Creating A Great Candidate Experience
Everyone who has ever applied to more than a few companies knows the drill. You prepare your resume, a great cover letter, you meticulously put together a list of companies you wish to apply to, you send those applications, and … silence. You're lucky if companies respond to you at all. Even when you do have a conversation going, many companies simply ghost on candidates.
Saying no can be difficult, but saying nothing is definitely worse. A great candidate experience goes a long way towards building your brand. It's also not difficult to craft a great experience. Here are some tips that will help you do that:
One of the first things a prospect sees is your job description. It's important that you describe the job in a clear and specific manner. Does the job have certain requirements? Do you need specific skills? Mention all of those. Avoid using vague terms.
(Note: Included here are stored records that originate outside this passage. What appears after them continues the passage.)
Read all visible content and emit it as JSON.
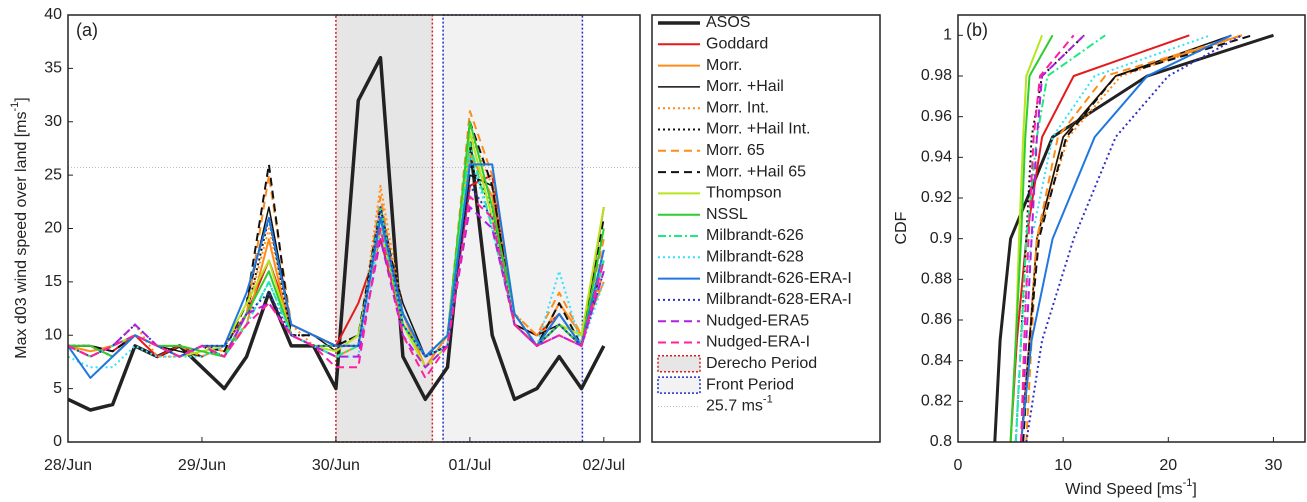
{
  "chart_data": [
    {
      "type": "line",
      "panel": "(a)",
      "ylabel": "Max d03 wind speed over land [ms",
      "ylabel_sup": "-1",
      "ylabel_end": "]",
      "xlim": [
        0,
        4.27
      ],
      "ylim": [
        0,
        40
      ],
      "xticks": [
        {
          "value": 0,
          "label": "28/Jun"
        },
        {
          "value": 1,
          "label": "29/Jun"
        },
        {
          "value": 2,
          "label": "30/Jun"
        },
        {
          "value": 3,
          "label": "01/Jul"
        },
        {
          "value": 4,
          "label": "02/Jul"
        }
      ],
      "yticks": [
        0,
        5,
        10,
        15,
        20,
        25,
        30,
        35,
        40
      ],
      "x": [
        0,
        0.167,
        0.333,
        0.5,
        0.667,
        0.833,
        1,
        1.167,
        1.333,
        1.5,
        1.667,
        1.833,
        2,
        2.167,
        2.333,
        2.5,
        2.667,
        2.833,
        3,
        3.167,
        3.333,
        3.5,
        3.667,
        3.833,
        4
      ],
      "periods": [
        {
          "name": "Derecho Period",
          "start": 2.0,
          "end": 2.72,
          "color": "#d42020",
          "fill": "#e6e6e6"
        },
        {
          "name": "Front Period",
          "start": 2.8,
          "end": 3.84,
          "color": "#2030c8",
          "fill": "#f2f2f2"
        }
      ],
      "reference": {
        "value": 25.7,
        "label": "25.7 ms",
        "label_sup": "-1",
        "color": "#aaaaaa"
      },
      "series": [
        {
          "name": "ASOS",
          "color": "#222222",
          "style": "solid",
          "width": 3.5,
          "values": [
            4,
            3,
            3.5,
            9,
            8,
            9,
            7,
            5,
            8,
            14,
            9,
            9,
            5,
            32,
            36,
            8,
            4,
            7,
            28,
            10,
            4,
            5,
            8,
            5,
            9
          ]
        },
        {
          "name": "Goddard",
          "color": "#e41a1c",
          "style": "solid",
          "width": 2,
          "values": [
            9,
            9,
            8.5,
            10,
            8,
            9,
            8,
            9,
            12,
            17,
            11,
            10,
            9,
            13,
            19,
            11,
            8,
            9,
            24,
            25,
            11,
            10,
            12,
            9,
            22
          ]
        },
        {
          "name": "Morr.",
          "color": "#ff8c1a",
          "style": "solid",
          "width": 2,
          "values": [
            9,
            8.5,
            9,
            10,
            9,
            8,
            9,
            8.5,
            11,
            19,
            10,
            9,
            8,
            9,
            22,
            12,
            7,
            10,
            27,
            23,
            12,
            9,
            13,
            10,
            15
          ]
        },
        {
          "name": "Morr. +Hail",
          "color": "#111111",
          "style": "solid",
          "width": 1.5,
          "values": [
            9,
            9,
            8,
            10,
            9,
            8.5,
            8,
            9,
            13,
            22,
            11,
            10,
            8.5,
            10,
            21,
            13,
            8,
            9,
            25,
            24,
            11,
            10,
            11,
            9,
            17
          ]
        },
        {
          "name": "Morr. Int.",
          "color": "#ff8c1a",
          "style": "dotted",
          "width": 2,
          "values": [
            9,
            8,
            9,
            11,
            8,
            8,
            9,
            9,
            12,
            20,
            11,
            9,
            9,
            9,
            24,
            12,
            8,
            10,
            29,
            24,
            12,
            10,
            12,
            9,
            16
          ]
        },
        {
          "name": "Morr. +Hail Int.",
          "color": "#111111",
          "style": "dotted",
          "width": 2,
          "values": [
            9,
            9,
            8,
            10,
            9,
            8,
            9,
            8,
            12,
            21,
            10,
            10,
            9,
            10,
            20,
            12,
            8,
            9,
            26,
            22,
            11,
            9,
            11,
            9,
            18
          ]
        },
        {
          "name": "Morr. 65",
          "color": "#ff8c1a",
          "style": "dashed",
          "width": 2,
          "values": [
            9,
            8.5,
            9,
            10,
            9,
            9,
            8,
            9,
            12,
            25,
            11,
            10,
            9,
            9,
            23,
            11,
            8,
            10,
            31,
            25,
            12,
            10,
            14,
            10,
            19
          ]
        },
        {
          "name": "Morr. +Hail 65",
          "color": "#111111",
          "style": "dashed",
          "width": 2,
          "values": [
            9,
            9,
            8.5,
            10,
            9,
            8,
            9,
            8.5,
            13,
            26,
            10,
            10,
            9,
            10,
            22,
            12,
            8,
            9,
            30,
            24,
            11,
            9,
            13,
            9,
            21
          ]
        },
        {
          "name": "Thompson",
          "color": "#b5e61d",
          "style": "solid",
          "width": 2,
          "values": [
            9,
            8,
            9,
            10,
            9,
            8,
            8.5,
            9,
            13,
            17,
            10,
            9,
            8.5,
            10,
            20,
            11,
            7,
            9,
            29,
            21,
            11,
            9,
            11,
            10,
            22
          ]
        },
        {
          "name": "NSSL",
          "color": "#2ecc2e",
          "style": "solid",
          "width": 2,
          "values": [
            9,
            9,
            8,
            10,
            9,
            9,
            8.5,
            8,
            12,
            16,
            10,
            9,
            9,
            9,
            21,
            11,
            8,
            10,
            30,
            22,
            12,
            9,
            11,
            9,
            20
          ]
        },
        {
          "name": "Milbrandt-626",
          "color": "#1de982",
          "style": "dashdot",
          "width": 2,
          "values": [
            9,
            8,
            9,
            10,
            9,
            8,
            9,
            8,
            11,
            15,
            10,
            9,
            8,
            9,
            22,
            11,
            8,
            10,
            28,
            20,
            11,
            9,
            12,
            9,
            17
          ]
        },
        {
          "name": "Milbrandt-628",
          "color": "#33e0ff",
          "style": "dotted",
          "width": 2,
          "values": [
            8,
            7,
            7,
            9,
            8,
            8,
            8,
            9,
            11,
            15,
            10,
            9,
            8,
            8,
            20,
            12,
            8,
            9,
            27,
            20,
            12,
            9,
            16,
            9,
            15
          ]
        },
        {
          "name": "Milbrandt-626-ERA-I",
          "color": "#1f77e0",
          "style": "solid",
          "width": 2,
          "values": [
            9,
            6,
            8,
            10,
            9,
            8,
            9,
            9,
            14,
            21,
            11,
            10,
            9,
            9,
            21,
            12,
            8,
            10,
            26,
            26,
            12,
            9,
            12,
            9,
            18
          ]
        },
        {
          "name": "Milbrandt-628-ERA-I",
          "color": "#3030c8",
          "style": "dotted",
          "width": 2,
          "values": [
            9,
            8,
            9,
            11,
            9,
            8,
            9,
            9,
            12,
            14,
            10,
            9,
            9,
            9,
            22,
            11,
            8,
            9,
            24,
            21,
            11,
            9,
            11,
            9,
            16
          ]
        },
        {
          "name": "Nudged-ERA5",
          "color": "#b020e0",
          "style": "dashed",
          "width": 2,
          "values": [
            9,
            8,
            9,
            11,
            9,
            8,
            9,
            8,
            12,
            13,
            10,
            9,
            8,
            8,
            19,
            10,
            7,
            9,
            22,
            20,
            11,
            9,
            10,
            9,
            16
          ]
        },
        {
          "name": "Nudged-ERA-I",
          "color": "#ff20a0",
          "style": "dashed",
          "width": 2,
          "values": [
            9,
            8,
            9,
            10,
            9,
            8,
            9,
            8,
            11,
            13,
            10,
            9,
            7,
            7,
            20,
            10,
            6,
            9,
            23,
            21,
            11,
            9,
            10,
            9,
            17
          ]
        }
      ]
    },
    {
      "type": "line",
      "panel": "(b)",
      "ylabel": "CDF",
      "xlabel": "Wind Speed [ms",
      "xlabel_sup": "-1",
      "xlabel_end": "]",
      "xlim": [
        0,
        33
      ],
      "ylim": [
        0.8,
        1.01
      ],
      "xticks": [
        0,
        10,
        20,
        30
      ],
      "yticks": [
        0.8,
        0.82,
        0.84,
        0.86,
        0.88,
        0.9,
        0.92,
        0.94,
        0.96,
        0.98,
        1
      ],
      "series": [
        {
          "color": "#222222",
          "style": "solid",
          "width": 3,
          "x": [
            3.5,
            4,
            5,
            9,
            18,
            30
          ],
          "values": [
            0.8,
            0.85,
            0.9,
            0.95,
            0.98,
            1
          ]
        },
        {
          "color": "#e41a1c",
          "style": "solid",
          "width": 2,
          "x": [
            5,
            5.6,
            6.5,
            8,
            11,
            22
          ],
          "values": [
            0.8,
            0.85,
            0.9,
            0.95,
            0.98,
            1
          ]
        },
        {
          "color": "#ff8c1a",
          "style": "solid",
          "width": 2,
          "x": [
            6,
            6.8,
            7.5,
            10,
            15,
            27
          ],
          "values": [
            0.8,
            0.85,
            0.9,
            0.95,
            0.98,
            1
          ]
        },
        {
          "color": "#111111",
          "style": "solid",
          "width": 1.5,
          "x": [
            6,
            6.8,
            7.5,
            10,
            15,
            26
          ],
          "values": [
            0.8,
            0.85,
            0.9,
            0.95,
            0.98,
            1
          ]
        },
        {
          "color": "#ff8c1a",
          "style": "dotted",
          "width": 2,
          "x": [
            6,
            6.8,
            7.5,
            10.5,
            15.5,
            27
          ],
          "values": [
            0.8,
            0.85,
            0.9,
            0.95,
            0.98,
            1
          ]
        },
        {
          "color": "#111111",
          "style": "dotted",
          "width": 2,
          "x": [
            5.5,
            6,
            6.5,
            7,
            8,
            12
          ],
          "values": [
            0.8,
            0.85,
            0.9,
            0.95,
            0.98,
            1
          ]
        },
        {
          "color": "#ff8c1a",
          "style": "dashed",
          "width": 2,
          "x": [
            6.5,
            7,
            7.5,
            9.5,
            14,
            27
          ],
          "values": [
            0.8,
            0.85,
            0.9,
            0.95,
            0.98,
            1
          ]
        },
        {
          "color": "#111111",
          "style": "dashed",
          "width": 2,
          "x": [
            6.2,
            6.8,
            7.7,
            10.3,
            15,
            28
          ],
          "values": [
            0.8,
            0.85,
            0.9,
            0.95,
            0.98,
            1
          ]
        },
        {
          "color": "#b5e61d",
          "style": "solid",
          "width": 2,
          "x": [
            5,
            5.5,
            5.8,
            6.2,
            6.5,
            8
          ],
          "values": [
            0.8,
            0.85,
            0.9,
            0.95,
            0.98,
            1
          ]
        },
        {
          "color": "#2ecc2e",
          "style": "solid",
          "width": 2,
          "x": [
            5,
            5.5,
            6,
            6.4,
            6.8,
            9
          ],
          "values": [
            0.8,
            0.85,
            0.9,
            0.95,
            0.98,
            1
          ]
        },
        {
          "color": "#1de982",
          "style": "dashdot",
          "width": 2,
          "x": [
            5.5,
            6,
            6.5,
            7.5,
            8.5,
            14
          ],
          "values": [
            0.8,
            0.85,
            0.9,
            0.95,
            0.98,
            1
          ]
        },
        {
          "color": "#33e0ff",
          "style": "dotted",
          "width": 2,
          "x": [
            5.5,
            6,
            7,
            9,
            13,
            24
          ],
          "values": [
            0.8,
            0.85,
            0.9,
            0.95,
            0.98,
            1
          ]
        },
        {
          "color": "#1f77e0",
          "style": "solid",
          "width": 2,
          "x": [
            6,
            7,
            9,
            13,
            18,
            26
          ],
          "values": [
            0.8,
            0.85,
            0.9,
            0.95,
            0.98,
            1
          ]
        },
        {
          "color": "#3030c8",
          "style": "dotted",
          "width": 2,
          "x": [
            6.5,
            8,
            11,
            15,
            20,
            27
          ],
          "values": [
            0.8,
            0.85,
            0.9,
            0.95,
            0.98,
            1
          ]
        },
        {
          "color": "#b020e0",
          "style": "dashed",
          "width": 2,
          "x": [
            6,
            6.5,
            7,
            7.5,
            8,
            12
          ],
          "values": [
            0.8,
            0.85,
            0.9,
            0.95,
            0.98,
            1
          ]
        },
        {
          "color": "#ff20a0",
          "style": "dashed",
          "width": 2,
          "x": [
            6,
            6.3,
            6.7,
            7.2,
            7.8,
            11
          ],
          "values": [
            0.8,
            0.85,
            0.9,
            0.95,
            0.98,
            1
          ]
        }
      ]
    }
  ]
}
Tell people about the company culture, about their co-workers (if you can), and what they can expect at your company.
Being specific will help both you and the candidate. The candidate gets to know you—the company—better and you often end up getting better applications because of that.
Tell people what to expect
A well-defined hiring process not only helps your team fill job openings faster but also improves the candidate's experience. Write about your hiring process on your blog, and let the candidate know once they have applied.
A great example of this is Intercom. They have a great series of posts that talk about their hiring process. Having this knowledge helps the candidate prepare better.
Talk about your company
Most companies are faceless entities. Nobody has a clue what they are, what they stand for, or what their team is like. A careers page with information about your team and things you believe in will ensure that the candidate can connect to your company better.
When you invite someone over for an onsite interview, the fact that they have an idea about your company and your team will result in much better interviews.
Keep them in the loop
When a candidate applies, there's a lot of anxiety and uncertainty. Unfortunately, most companies do nothing to alleviate either of those. One thing you should do is let people know of their progress.
Send them an e-mail thanking them when they apply, or letting them know of their status if they aren't a right fit. It's even better if you call them personally if they make it past the interview stage but ultimately aren't a good fit.
Make them comfortable
You have someone coming over for an onsite interview. The last thing you want is them not being prepared. Ensure they know about the interview process, the people who will interview them, the interview location, and any other detail that is important.
On your side, make sure your interviewers are prepared. Often, it's when the candidate comes in that the interviewers are decided and an impromptu interview takes place. That is inefficient. It also doesn't give you the right results.
Make sure the interviewers have the interview on their schedule, they know the candidate, and they have a copy of their resume.
Give feedback, where you can
It's not possible to give feedback to everyone who applies, especially if you have a lot of applications coming in every day. However, for those who have interviewed with you, you should try to give them feedback.
Nobody likes rejection. By telling them what they could have done better, you ensure that they get some value out of the time they spent interviewing with your company.
Ask for feedback
No process is perfect. Despite your best intentions, you may end up missing something. By asking for feedback, you give yourself much better visibility into the problems your candidates are facing. Sending a quick survey with your applicant tracking system should be straightforward.
Over time, you can iteratively improve the experience to a point where it's near-perfect.